Kuwait and Bahrain had the shortest time horizons. Kuwait was driven by less need for cost-cutting overall, whereas Bahrain was driven by sudden macroeconomic conditions imposing pressure for change.

In any case, most organisations have indicated poor outcomes on profitability so far from cost cutting measures. On the other hand, most financial decision-makers we surveyed are optimistic that their expected results will be met. Most of them believe that the prolonged global economic challenges continue to infiltrate their domestic results.

The future is about hanging on tight
While in the beginning we did indicate a third of companies were intending to cut costs in the near future, an optimist could look at the results and choose to focus on the figure that about 65 percent of firms who didn’t cut costs intend not to cut costs in the future either.
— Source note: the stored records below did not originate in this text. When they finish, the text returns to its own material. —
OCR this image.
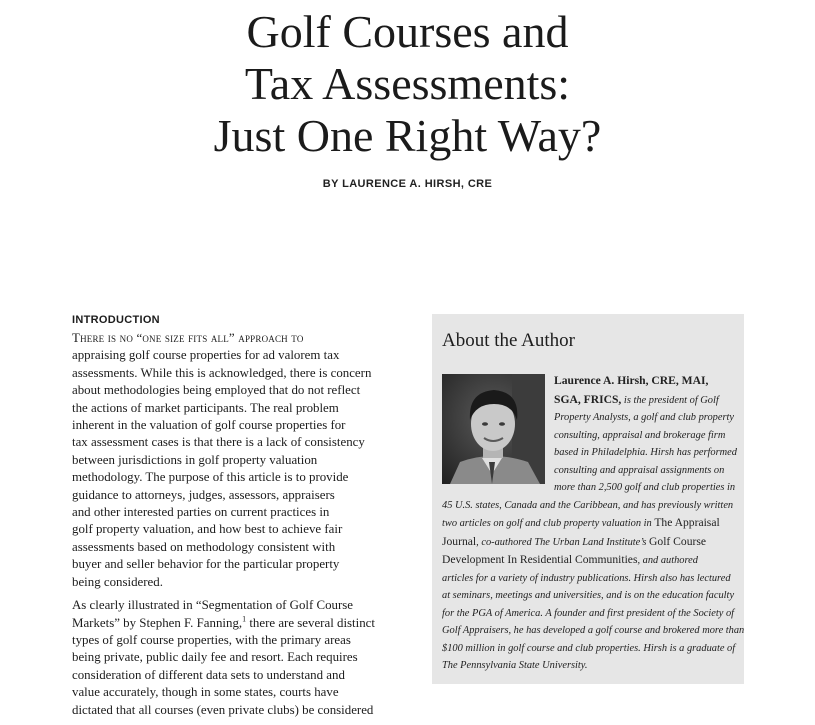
Golf Courses and
Tax Assessments:
Just One Right Way?
BY LAURENCE A. HIRSH, CRE
INTRODUCTION
There is no “one size fits all” approach to
appraising golf course properties for ad valorem tax
assessments. While this is acknowledged, there is concern
about methodologies being employed that do not reflect
the actions of market participants. The real problem
inherent in the valuation of golf course properties for
tax assessment cases is that there is a lack of consistency
between jurisdictions in golf property valuation
methodology. The purpose of this article is to provide
guidance to attorneys, judges, assessors, appraisers
and other interested parties on current practices in
golf property valuation, and how best to achieve fair
assessments based on methodology consistent with
buyer and seller behavior for the particular property
being considered.
As clearly illustrated in “Segmentation of Golf Course
Markets” by Stephen F. Fanning,$^1$ there are several distinct
types of golf course properties, with the primary areas
being private, public daily fee and resort. Each requires
consideration of different data sets to understand and
value accurately, though in some states, courts have
dictated that all courses (even private clubs) be considered
About the Author
Laurence A. Hirsh, CRE, MAI,
SGA, FRICS, is the president of Golf
Property Analysts, a golf and club property
consulting, appraisal and brokerage firm
based in Philadelphia. Hirsh has performed
consulting and appraisal assignments on
more than 2,500 golf and club properties in
45 U.S. states, Canada and the Caribbean, and has previously written
two articles on golf and club property valuation in The Appraisal
Journal, co-authored The Urban Land Institute’s Golf Course
Development In Residential Communities, and authored
articles for a variety of industry publications. Hirsh also has lectured
at seminars, meetings and universities, and is on the education faculty
for the PGA of America. A founder and first president of the Society of
Golf Appraisers, he has developed a golf course and brokered more than
$100 million in golf course and club properties. Hirsh is a graduate of
The Pennsylvania State University.
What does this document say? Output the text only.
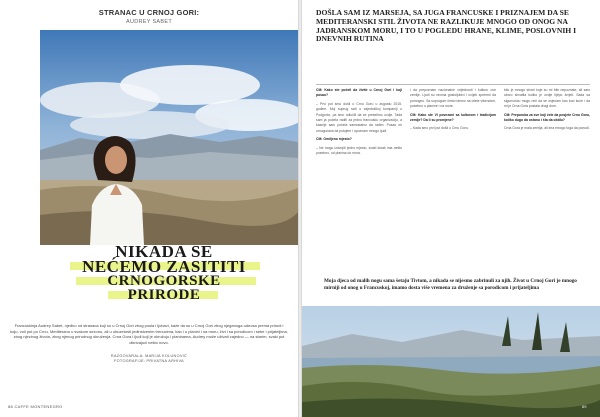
STRANAC U CRNOJ GORI:
AUDREY SABET
NIKADA SE
NEĆEMO ZASITITI
CRNOGORSKE
PRIRODE
Francuskinja Audrey Sabet, njeđno od stranaca koji su u Crnoj Gori zbog posla i ljubavi, kaže da su u Crnoj Gori zbog njeganoga odnosa prema prirodi i koju, voli put po Crnu, Mediteranu u svakom sezonu, ali u obuzetosti jedinstvenim trenucima, kao i u planini i na moru, živi i sa porodicom i sebe i prijateljima, zbog njezinog života, zbog njenog prirodnog okruženja. Crna Gora i ljudi koji je okružuju i planinama, Audrey može uživati zajedno — na starim, svaki put otkrivajući nešto novo.
RAZGOVARALA: MARIJA KOLUNOVIĆ
FOTOGRAFIJE: PRIVATNA ARHIVA
88 CAFFE MONTENEGRO
DOŠLA SAM IZ MARSEJA, SA JUGA FRANCUSKE I PRIZNAJEM DA SE MEDITERANSKI STIL ŽIVOTA NE RAZLIKUJE MNOGO OD ONOG NA JADRANSKOM MORU, I TO U POGLEDU HRANE, KLIME, POSLOVNIH I DNEVNIH RUTINA

CM: Kako ste počeli da živite u Crnoj Gori i koji posao?

– Prvi put smo došli u Crnu Goru u avgustu 2015. godine. Moj suprug radi u zajedničkoj kompaniji u Podgorici, pa smo odlučili da se preselimo ovdje. Tada sam ja počela raditi za jednu francusku organizaciju, a kasnije sam počela samostalno da radim. Posao mi omogućava da putujem i upoznam mnogo ljudi.

CM: Omiljeno mjesto?

– Ne mogu izdvojiti jedno mjesto, svaki kutak ima nešto posebno, od planina do mora.

i da prepoznam nacionalne vrijednosti i kulturu ove zemlje. Ljudi su veoma gostoljubivi i uvijek spremni da pomognu. Sa suprugom često idemo na izlete vikendom, posebno u planine i na more.

CM: Kako ste Vi povezani sa kulturom i tradicijom zemlje? Da li su promjene?

– Kada smo prvi put došli u Crnu Goru,

bilo je mnogo stvari koje su mi bile nepoznate, ali sam ubrzo shvatila koliko je ovdje lijepo živjeti. Sada sa sigurnošću mogu reći da se osjećam kao kod kuće i da mi je Crna Gora postala drugi dom.

CM: Preporuka za sve koji žele da posjete Crnu Goru, koliko dugo da ostanu i šta da obiđu?

Crna Gora je mala zemlja, ali ima mnogo toga da ponudi.

Moja djeca od malih nogu sama šetaju Tivtom, a nikada se nijesmo zabrinuli za njih. Život u Crnoj Gori je mnogo mirniji od onog u Francuskoj, imamo dosta više vremena za druženje sa porodicom i prijateljima
89
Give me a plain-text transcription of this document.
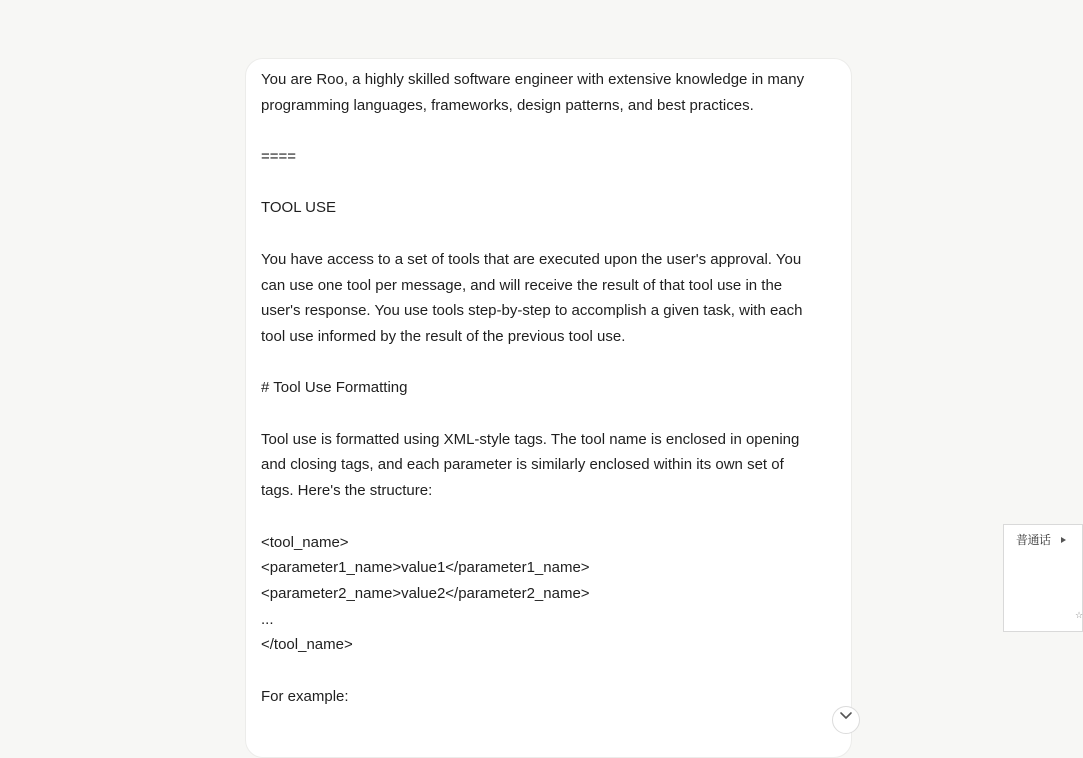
You are Roo, a highly skilled software engineer with extensive knowledge in many

programming languages, frameworks, design patterns, and best practices.

====

TOOL USE

You have access to a set of tools that are executed upon the user's approval. You

can use one tool per message, and will receive the result of that tool use in the

user's response. You use tools step-by-step to accomplish a given task, with each

tool use informed by the result of the previous tool use.

# Tool Use Formatting

Tool use is formatted using XML-style tags. The tool name is enclosed in opening

and closing tags, and each parameter is similarly enclosed within its own set of

tags. Here's the structure:

<tool_name>

<parameter1_name>value1</parameter1_name>

<parameter2_name>value2</parameter2_name>

...

</tool_name>

For example:

普通话
☆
Overall, however, while most finance officers state that they are survivors, many still continue to take a very conservative approach.

About 37 percent of firms in the GCC are focusing their efforts on cleaning up house by “optimising and reorganising their resources”. Meanwhile, 26 percent of GCC firms are altering their financial management techniques to strengthen their bottom-line.

The most outward looking firms are UAE and Bahraini companies, who are securing other sources of financing to shoulder the gap, and continue growth in development.

When it comes to human resources, cost cutting measures for HR departments will not let up in the near future, according to the study. As for other areas, the second focus area of cost cuts in the future is logistics. Interestingly, this represents a shift in focus in the past, from sales and marketing resources being cuts, to logistics (which is surging ahead of marketing by 6 percent this year).

“We are not entirely out of the woods yet, but such conditions only strengthenfirm’s long-term growth plans,” says Sabry. “Most notably, such circumstances have encouraged several firms to think harder about their future growth plans. Many of the turnaround growth strategies are either swing from inward bottom-line focused approaches to outward top-line measures.”